Christophe Ventura est rédacteur en chef de Mémoire des Luttes et chercheur à l’IRIS. Spécialiste des questions latino américaines, il revient pour Les Yeux du Monde sur les mobilisations sur le continent en mai 68. La réussite de la révolution cubaine crée à l’époque un enthousiasme qui porte ces révoltes, elles accouchent notamment d’un mouvement politique dissident au sein de l’Église, mais ne représentent pas un héritage ouvertement revendiqué par les dirigeants de gauche dans les années 2000.

Jordi Lafon : Sur le continent latino-américain, lorsque les protestations naissent en 67-68, il y a un pays qui a déjà fait sa révolution 10 ans auparavant, Cuba. Quelle est l’influence de Cuba sur les mobilisations de 68 dans les autres pays du continent ?
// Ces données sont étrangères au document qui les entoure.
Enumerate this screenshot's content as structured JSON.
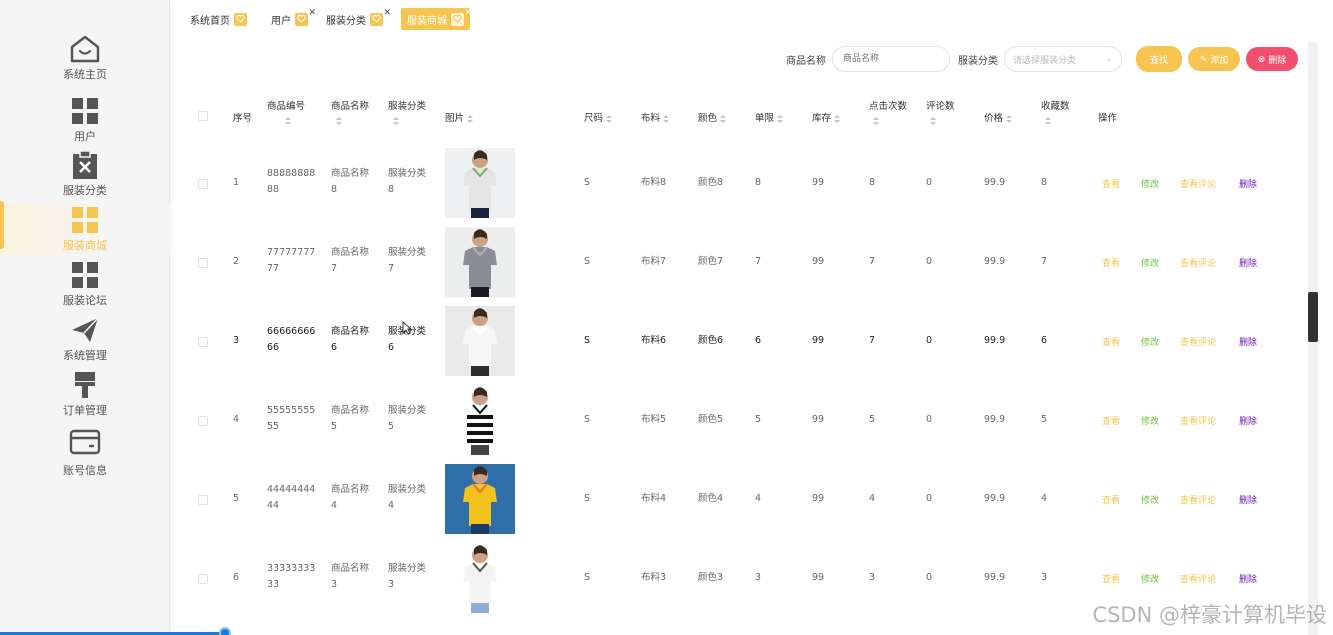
{
  "sidebar": {
    "items": [
      {
        "label": "系统主页",
        "icon": "home-icon"
      },
      {
        "label": "用户",
        "icon": "grid-icon"
      },
      {
        "label": "服装分类",
        "icon": "clipboard-x-icon"
      },
      {
        "label": "服装商城",
        "icon": "grid-icon",
        "active": true
      },
      {
        "label": "服装论坛",
        "icon": "grid-icon"
      },
      {
        "label": "系统管理",
        "icon": "paper-plane-icon"
      },
      {
        "label": "订单管理",
        "icon": "brush-icon"
      },
      {
        "label": "账号信息",
        "icon": "card-icon"
      }
    ]
  },
  "tags": [
    {
      "label": "系统首页",
      "closable": false
    },
    {
      "label": "用户",
      "closable": true
    },
    {
      "label": "服装分类",
      "closable": true
    },
    {
      "label": "服装商城",
      "closable": true,
      "active": true
    }
  ],
  "search": {
    "name_label": "商品名称",
    "name_placeholder": "商品名称",
    "category_label": "服装分类",
    "category_placeholder": "请选择服装分类",
    "search_btn": "查找",
    "add_btn": "添加",
    "delete_btn": "删除"
  },
  "columns": {
    "index": "序号",
    "code": "商品编号",
    "name": "商品名称",
    "category": "服装分类",
    "image": "图片",
    "size": "尺码",
    "fabric": "布料",
    "color": "颜色",
    "limit": "单限",
    "stock": "库存",
    "clicks": "点击次数",
    "comments": "评论数",
    "price": "价格",
    "favorites": "收藏数",
    "actions": "操作"
  },
  "actions": {
    "view": "查看",
    "edit": "修改",
    "comments": "查看评论",
    "delete": "删除"
  },
  "rows": [
    {
      "index": "1",
      "code1": "88888888",
      "code2": "88",
      "name1": "商品名称",
      "name2": "8",
      "cat1": "服装分类",
      "cat2": "8",
      "size": "S",
      "fabric": "布料8",
      "color": "颜色8",
      "limit": "8",
      "stock": "99",
      "clicks": "8",
      "comments": "0",
      "price": "99.9",
      "favorites": "8"
    },
    {
      "index": "2",
      "code1": "77777777",
      "code2": "77",
      "name1": "商品名称",
      "name2": "7",
      "cat1": "服装分类",
      "cat2": "7",
      "size": "S",
      "fabric": "布料7",
      "color": "颜色7",
      "limit": "7",
      "stock": "99",
      "clicks": "7",
      "comments": "0",
      "price": "99.9",
      "favorites": "7"
    },
    {
      "index": "3",
      "code1": "66666666",
      "code2": "66",
      "name1": "商品名称",
      "name2": "6",
      "cat1": "服装分类",
      "cat2": "6",
      "size": "S",
      "fabric": "布料6",
      "color": "颜色6",
      "limit": "6",
      "stock": "99",
      "clicks": "7",
      "comments": "0",
      "price": "99.9",
      "favorites": "6"
    },
    {
      "index": "4",
      "code1": "55555555",
      "code2": "55",
      "name1": "商品名称",
      "name2": "5",
      "cat1": "服装分类",
      "cat2": "5",
      "size": "S",
      "fabric": "布料5",
      "color": "颜色5",
      "limit": "5",
      "stock": "99",
      "clicks": "5",
      "comments": "0",
      "price": "99.9",
      "favorites": "5"
    },
    {
      "index": "5",
      "code1": "44444444",
      "code2": "44",
      "name1": "商品名称",
      "name2": "4",
      "cat1": "服装分类",
      "cat2": "4",
      "size": "S",
      "fabric": "布料4",
      "color": "颜色4",
      "limit": "4",
      "stock": "99",
      "clicks": "4",
      "comments": "0",
      "price": "99.9",
      "favorites": "4"
    },
    {
      "index": "6",
      "code1": "33333333",
      "code2": "33",
      "name1": "商品名称",
      "name2": "3",
      "cat1": "服装分类",
      "cat2": "3",
      "size": "S",
      "fabric": "布料3",
      "color": "颜色3",
      "limit": "3",
      "stock": "99",
      "clicks": "3",
      "comments": "0",
      "price": "99.9",
      "favorites": "3"
    }
  ],
  "watermark": "CSDN @梓豪计算机毕设",
  "colors": {
    "accent": "#f5c451",
    "danger": "#f0506e",
    "edit": "#67c23a",
    "delete_link": "#6a1fb3"
  }
}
Christophe Ventura : C’est un point central de la vie régionale à l’époque. Il faut savoir que Cuba a fait sa révolution en 1959 dans un contexte latino américain où existent ou se préparent des mouvements de guérilla : dans les années 50-60 en Colombie (les FARC se sont fondés en 1964 par exemple), au Venezuela, et ailleurs. L’Amérique latine, comme le théorisera plus tard Che Guevara, est un des foyers de la révolution mondiale et à l’époque il s’agit de faire 1 000 Vietnam en même temps pour renverser le capitalisme mondial, pour résumer. De ce point de vue là, le fait que Cuba ait fait une révolution est déterminant parce que ça montre que c’est possible. Cela donne une espèce d’enthousiasme qui porte une vague de mobilisations qui est très forte dans la région à cette époque là.

« La jeunesse latino américaine souhaite, elle aussi, libérer la société de ses conservatismes »

Le 2 octobre 1968, le gouvernement mexicain envoie l’armée pour réprimer une manifestation étudiante. Des centaines de jeunes mexicains sont tués, blessés ou emprisonnés.

Une forme de révolte éclate donc courant 67-68 dans la majorité des pays du continent. Sur la forme, ces manifestations sont principalement menées par des étudiants et fortement réprimées par les gouvernements en place. Le 68 latino-américain c’est d’abord l’effervescence générale de mouvements revendicatifs sociaux au centre desquels on trouve la revendication étudiante dans beaucoup de pays de la région, autour principalement d’une demande, qui est celle de l’autonomie des universités. La jeunesse latino américaine souhaite, elle aussi, libérer la société de ses conservatismes. Et c’est ce mouvement qui va grandir un peu partout en Argentine, en Uruguay, au Chili, en Bolivie, au Brésil et dont le 68 mexicain sera l’emblème. C’est dans ce pays que le mouvement va être le plus puissant et le plus tragique aussi, parce que la réponse du gouvernement sera la répression sanguinaire. Avec l’apogée au 2 octobre 1968, quand se produira le massacre de Tlatelolco qui est un moment de violence et de répression extrêmement fort (des centaines de manifestants sont tués, blessés ou emprisonnés par le gouvernement). (…..)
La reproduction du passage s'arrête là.